— Я просил бы вашего согласия, Федор Федорович… просил бы не отказывать мне в вашей помощи. У вас такой опыт, а у меня… мне еще предстоит… Так что, ежели я обращусь к вам…
Знобин отлично понимал душевное смятение молодого своего преемника, а потому сейчас же уверил:
— О чем речь? Я ведь не уезжаю из района.
— Спасибо сердечное, Федор Федорович. Надеюсь, вы не будете возражать, если на пленуме вас вновь изберут членом бюро.
— Думаю, это не обязательно.
— Ну а работу, работу выбирайте для себя сами. Знаю, что вы не захотите остаться без дела. Так что выбирайте.
— Я уже выбрал, Владимир Григорьевич. Недавно у нас создано охотничье хозяйство. Руководителя же пока нет.
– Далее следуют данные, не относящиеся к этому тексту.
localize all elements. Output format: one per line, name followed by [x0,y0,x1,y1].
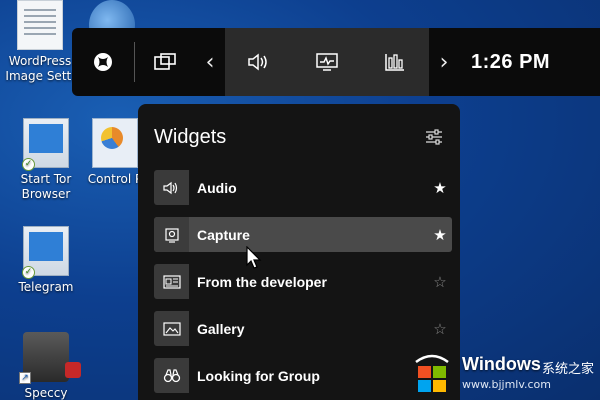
widgets-title: Widgets [154,125,227,148]
resources-icon [385,54,404,71]
document-icon [17,0,63,50]
watermark-url: www.bjjmlv.com [462,378,551,391]
pinned-widgets [225,28,429,96]
gallery-icon [154,311,189,346]
audio-button[interactable] [225,28,293,96]
favorite-star-icon[interactable]: ★ [428,226,452,244]
chevron-right-icon[interactable]: › [429,28,459,96]
game-bar: ‹ › 1:26 PM [72,28,600,96]
xbox-icon [94,53,112,71]
clock: 1:26 PM [471,50,551,73]
desktop-icon-label: Start Tor [20,172,72,186]
windows-logo-icon [415,354,449,392]
widget-item-label: Gallery [197,320,245,337]
tor-browser-icon: ✓ [22,118,69,171]
watermark-brand: Windows [462,354,541,374]
chevron-left-icon[interactable]: ‹ [195,28,225,96]
favorite-star-icon[interactable]: ★ [428,179,452,197]
widget-item-label: Looking for Group [197,367,320,384]
favorite-star-outline-icon[interactable]: ☆ [428,273,452,291]
widgets-header: Widgets [154,122,444,152]
widget-item-label: Capture [197,226,250,243]
news-icon [154,264,189,299]
widget-item-gallery[interactable]: Gallery ☆ [154,311,452,346]
shortcut-arrow-icon: ↗ [19,372,31,384]
sync-check-icon: ✓ [22,158,35,171]
widget-item-audio[interactable]: Audio ★ [154,170,452,205]
widget-item-from-the-developer[interactable]: From the developer ☆ [154,264,452,299]
capture-widget-icon [154,53,176,70]
performance-button[interactable] [293,28,361,96]
desktop-icon-tor-browser[interactable]: ✓ Start Tor Browser [2,118,90,202]
widget-item-label: From the developer [197,273,327,290]
favorite-star-outline-icon[interactable]: ☆ [428,320,452,338]
resources-button[interactable] [361,28,429,96]
binoculars-icon [154,358,189,393]
desktop-icon-label: Telegram [18,280,74,294]
widget-item-label: Audio [197,179,237,196]
widget-settings-button[interactable] [424,127,444,147]
watermark: Windows 系统之家 www.bjjmlv.com [408,350,600,400]
desktop-icon-speccy[interactable]: ↗ Speccy [2,332,90,400]
telegram-icon: ✓ [22,226,69,279]
desktop-icon-label: Browser [21,187,71,201]
watermark-brand-cn: 系统之家 [542,362,595,377]
desktop-icon-telegram[interactable]: ✓ Telegram [2,226,90,295]
control-panel-icon [92,118,138,168]
audio-icon [248,53,267,71]
settings-sliders-icon [426,129,442,145]
speccy-icon: ↗ [19,332,81,384]
sync-check-icon: ✓ [22,266,35,279]
widget-menu-button[interactable] [135,28,195,96]
mouse-pointer-icon [246,246,262,269]
camera-icon [154,217,189,252]
performance-icon [316,53,338,71]
desktop-icon-label: Speccy [24,386,68,400]
xbox-button[interactable] [72,28,134,96]
speaker-icon [154,170,189,205]
widget-item-capture[interactable]: Capture ★ [154,217,452,252]
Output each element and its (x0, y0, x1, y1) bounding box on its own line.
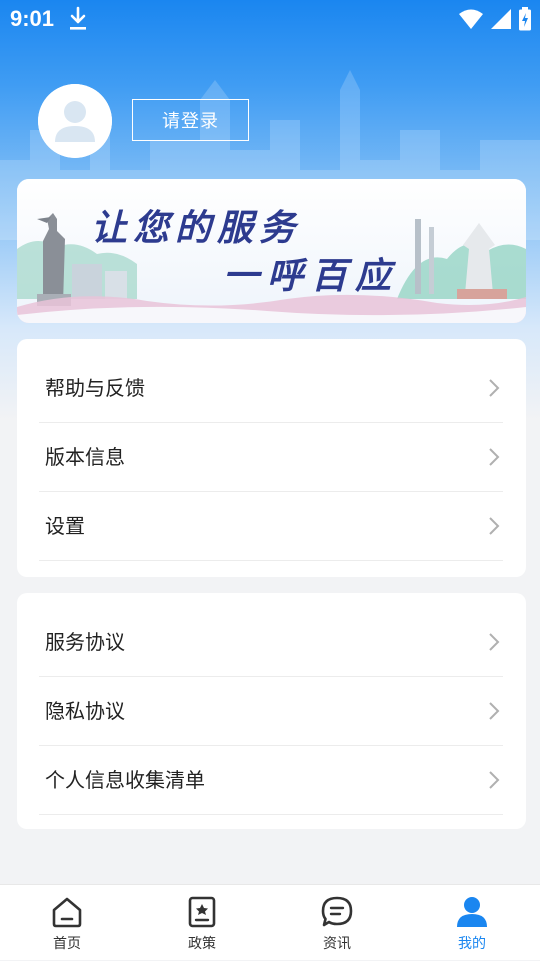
nav-tab-home[interactable]: 首页 (17, 885, 117, 961)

Мне это очень подошло бы. Если не возражаете, я бы назавтра же приступил, как говорят военные, к исполнению своих новых служебных обязанностей, отбыл к месту новой службы.
— Ради бога! — обрадовался Кустовец, и лишь смуглая кожа не позволяла видеть, как загорелись его щеки. — Я ведь и сам люблю поохотиться. У нас, в Заволжье, пропасть дичи.
— Ну а у нас такой пропасти нету, но кое-что водится. Лоси, например, да и кабаны объявились. Не было счастья, да несчастье помогло: война пригнала с запада этих невиданных тут прежде зверей. Стало быть, одобряете?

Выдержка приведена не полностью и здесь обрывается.